Bayer loses bid for new trial in $80m ‘Roundup case’

Bloomberg

Bayer AG won’t get a new trial in the case of a California man who was awarded $80 million by a jury after it found exposure to the company’s Roundup weed killer caused his cancer.
US District Judge Vince Chhabria in San Francisco is expected to issue a second ruling on Monday on whether to reduce the damages in the case.
He indicated at a hearing this month that part of the damages awarded for pain and suffering may have been miscalculated and that the $75 million portion of the verdict intended to punish the company may be too high.
In a recent ruling, Chhabria found that Edwin Hardeman presented “sufficient admissible evidence” to the jury that exposure to Roundup caused his cancer.
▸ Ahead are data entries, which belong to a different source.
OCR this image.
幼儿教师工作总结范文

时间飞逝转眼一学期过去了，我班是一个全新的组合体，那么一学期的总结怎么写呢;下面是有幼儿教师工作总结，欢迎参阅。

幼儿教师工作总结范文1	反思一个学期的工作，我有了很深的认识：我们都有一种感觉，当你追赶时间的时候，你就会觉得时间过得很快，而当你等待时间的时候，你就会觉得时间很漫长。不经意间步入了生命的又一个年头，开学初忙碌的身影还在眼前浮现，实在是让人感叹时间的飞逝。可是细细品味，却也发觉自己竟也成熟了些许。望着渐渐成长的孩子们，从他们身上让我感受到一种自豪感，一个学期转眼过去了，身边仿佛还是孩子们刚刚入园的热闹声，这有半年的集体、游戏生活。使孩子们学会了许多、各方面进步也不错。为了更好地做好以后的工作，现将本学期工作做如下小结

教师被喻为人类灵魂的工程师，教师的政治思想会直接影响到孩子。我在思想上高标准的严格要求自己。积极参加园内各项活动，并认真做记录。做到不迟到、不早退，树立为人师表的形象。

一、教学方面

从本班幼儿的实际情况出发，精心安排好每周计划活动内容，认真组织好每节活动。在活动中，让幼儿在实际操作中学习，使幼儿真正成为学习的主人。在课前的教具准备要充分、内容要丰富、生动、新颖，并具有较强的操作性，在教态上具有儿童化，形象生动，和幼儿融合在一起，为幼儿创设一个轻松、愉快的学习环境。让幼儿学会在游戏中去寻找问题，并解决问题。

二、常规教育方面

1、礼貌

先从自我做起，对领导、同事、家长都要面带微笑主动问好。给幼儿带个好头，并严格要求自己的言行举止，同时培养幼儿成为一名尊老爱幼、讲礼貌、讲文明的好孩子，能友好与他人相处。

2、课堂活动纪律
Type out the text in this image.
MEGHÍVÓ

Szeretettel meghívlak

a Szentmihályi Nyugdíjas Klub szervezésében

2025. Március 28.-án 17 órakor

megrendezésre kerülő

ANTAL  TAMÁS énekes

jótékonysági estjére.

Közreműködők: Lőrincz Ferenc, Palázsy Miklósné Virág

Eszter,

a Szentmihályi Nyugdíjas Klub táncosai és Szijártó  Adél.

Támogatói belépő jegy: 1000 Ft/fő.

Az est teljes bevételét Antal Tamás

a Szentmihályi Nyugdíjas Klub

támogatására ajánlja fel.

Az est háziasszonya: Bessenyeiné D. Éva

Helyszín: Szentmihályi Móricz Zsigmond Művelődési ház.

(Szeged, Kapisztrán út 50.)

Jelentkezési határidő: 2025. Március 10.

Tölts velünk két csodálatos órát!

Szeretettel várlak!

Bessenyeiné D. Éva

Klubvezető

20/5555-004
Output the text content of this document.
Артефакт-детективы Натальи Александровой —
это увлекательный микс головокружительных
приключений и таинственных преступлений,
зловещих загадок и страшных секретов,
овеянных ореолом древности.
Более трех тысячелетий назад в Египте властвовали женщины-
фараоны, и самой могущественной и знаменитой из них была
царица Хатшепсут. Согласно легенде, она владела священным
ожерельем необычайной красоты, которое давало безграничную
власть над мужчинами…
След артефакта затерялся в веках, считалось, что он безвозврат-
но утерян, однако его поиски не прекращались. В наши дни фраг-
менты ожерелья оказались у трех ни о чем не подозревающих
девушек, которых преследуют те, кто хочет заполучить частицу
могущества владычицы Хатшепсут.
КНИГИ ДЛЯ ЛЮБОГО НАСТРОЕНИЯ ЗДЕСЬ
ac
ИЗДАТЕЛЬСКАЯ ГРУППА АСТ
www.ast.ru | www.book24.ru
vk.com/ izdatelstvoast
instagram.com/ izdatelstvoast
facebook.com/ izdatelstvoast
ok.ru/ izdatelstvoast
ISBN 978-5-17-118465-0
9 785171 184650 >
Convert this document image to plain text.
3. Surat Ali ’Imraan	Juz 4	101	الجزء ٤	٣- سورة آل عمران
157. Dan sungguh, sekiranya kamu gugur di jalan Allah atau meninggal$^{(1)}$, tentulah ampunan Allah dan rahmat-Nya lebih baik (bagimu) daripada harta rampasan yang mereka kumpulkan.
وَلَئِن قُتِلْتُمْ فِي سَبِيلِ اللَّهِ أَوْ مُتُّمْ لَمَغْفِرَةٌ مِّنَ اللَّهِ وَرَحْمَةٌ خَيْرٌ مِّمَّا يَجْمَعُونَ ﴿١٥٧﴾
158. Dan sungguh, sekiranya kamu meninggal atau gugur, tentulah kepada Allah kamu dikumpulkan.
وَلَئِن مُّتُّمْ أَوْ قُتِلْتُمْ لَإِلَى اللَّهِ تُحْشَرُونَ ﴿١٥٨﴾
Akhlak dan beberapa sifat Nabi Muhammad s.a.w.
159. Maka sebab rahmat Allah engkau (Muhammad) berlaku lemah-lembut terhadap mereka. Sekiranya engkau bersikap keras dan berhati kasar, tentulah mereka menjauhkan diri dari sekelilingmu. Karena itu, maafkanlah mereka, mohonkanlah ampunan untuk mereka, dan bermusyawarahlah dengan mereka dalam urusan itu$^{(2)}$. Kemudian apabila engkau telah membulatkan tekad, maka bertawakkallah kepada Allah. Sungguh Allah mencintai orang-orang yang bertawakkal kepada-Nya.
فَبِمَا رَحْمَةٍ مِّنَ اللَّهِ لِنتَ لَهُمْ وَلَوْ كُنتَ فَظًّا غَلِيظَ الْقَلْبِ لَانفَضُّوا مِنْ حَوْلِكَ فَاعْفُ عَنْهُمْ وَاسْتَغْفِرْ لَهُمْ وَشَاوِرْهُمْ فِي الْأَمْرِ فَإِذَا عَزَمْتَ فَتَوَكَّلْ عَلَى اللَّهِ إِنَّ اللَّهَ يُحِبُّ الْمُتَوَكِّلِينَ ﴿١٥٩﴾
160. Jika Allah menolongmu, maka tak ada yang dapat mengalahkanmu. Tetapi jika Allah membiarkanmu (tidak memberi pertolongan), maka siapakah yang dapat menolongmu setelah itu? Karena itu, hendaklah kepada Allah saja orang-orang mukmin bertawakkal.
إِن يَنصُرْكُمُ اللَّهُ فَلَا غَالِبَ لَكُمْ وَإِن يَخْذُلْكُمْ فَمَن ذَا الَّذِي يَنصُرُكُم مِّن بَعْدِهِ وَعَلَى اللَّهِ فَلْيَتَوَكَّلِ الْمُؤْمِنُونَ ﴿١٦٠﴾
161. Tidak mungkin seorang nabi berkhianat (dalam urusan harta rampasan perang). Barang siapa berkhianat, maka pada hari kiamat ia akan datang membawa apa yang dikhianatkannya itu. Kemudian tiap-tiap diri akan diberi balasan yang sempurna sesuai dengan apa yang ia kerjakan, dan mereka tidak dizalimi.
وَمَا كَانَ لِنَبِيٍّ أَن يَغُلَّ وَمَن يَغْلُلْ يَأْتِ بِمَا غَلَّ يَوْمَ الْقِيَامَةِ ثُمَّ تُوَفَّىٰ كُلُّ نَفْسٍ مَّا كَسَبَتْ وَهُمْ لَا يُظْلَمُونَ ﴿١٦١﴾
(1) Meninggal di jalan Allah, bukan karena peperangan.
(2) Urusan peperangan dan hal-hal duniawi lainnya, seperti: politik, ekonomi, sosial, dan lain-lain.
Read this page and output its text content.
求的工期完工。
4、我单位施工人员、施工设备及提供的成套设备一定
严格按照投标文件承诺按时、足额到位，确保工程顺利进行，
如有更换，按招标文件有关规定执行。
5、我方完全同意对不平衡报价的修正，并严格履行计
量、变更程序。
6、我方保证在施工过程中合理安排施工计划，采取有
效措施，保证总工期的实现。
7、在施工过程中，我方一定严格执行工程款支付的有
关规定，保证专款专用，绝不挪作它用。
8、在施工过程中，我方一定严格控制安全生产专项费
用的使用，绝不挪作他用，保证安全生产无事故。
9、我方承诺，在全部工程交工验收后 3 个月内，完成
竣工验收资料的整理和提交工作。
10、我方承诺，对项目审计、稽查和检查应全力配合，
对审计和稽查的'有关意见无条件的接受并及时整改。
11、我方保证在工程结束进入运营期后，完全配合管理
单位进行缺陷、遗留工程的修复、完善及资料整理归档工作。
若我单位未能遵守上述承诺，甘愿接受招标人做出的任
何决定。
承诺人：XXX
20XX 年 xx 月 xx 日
A Bayer spokesman said the company wasn’t surprised the judge denied its request for a new trial after the arguments at the hearing were mostly about damages.
“As the court has not yet ruled on the damages portion of our post-trial motions, we will evaluate our legal options once there is a final ruling on these motions,” spokesman Chris Loder said in an email.
The German company has vowed to keep defending its popular weed killer after losing three trials since last summer, when it acquired Monsanto Co, which started making Roundup in the 1970s.
Hardeman used the herbicide on his large plot of land in Sonoma County, about 60 miles north of San Francisco. As with many of the other 13,400 consumers suing Bayer, Hardeman alleged that his years of exposure to the chemical caused his non-Hodgkin’s lymphoma.
Bayer is scheduled for a fourth trial this summer in St Louis, where Monsanto was based.
Chhabria is handling the collection of hundreds of federal suits over Roundup.
In May, he appointed mediator Ken Feinberg to try to work out a settlement.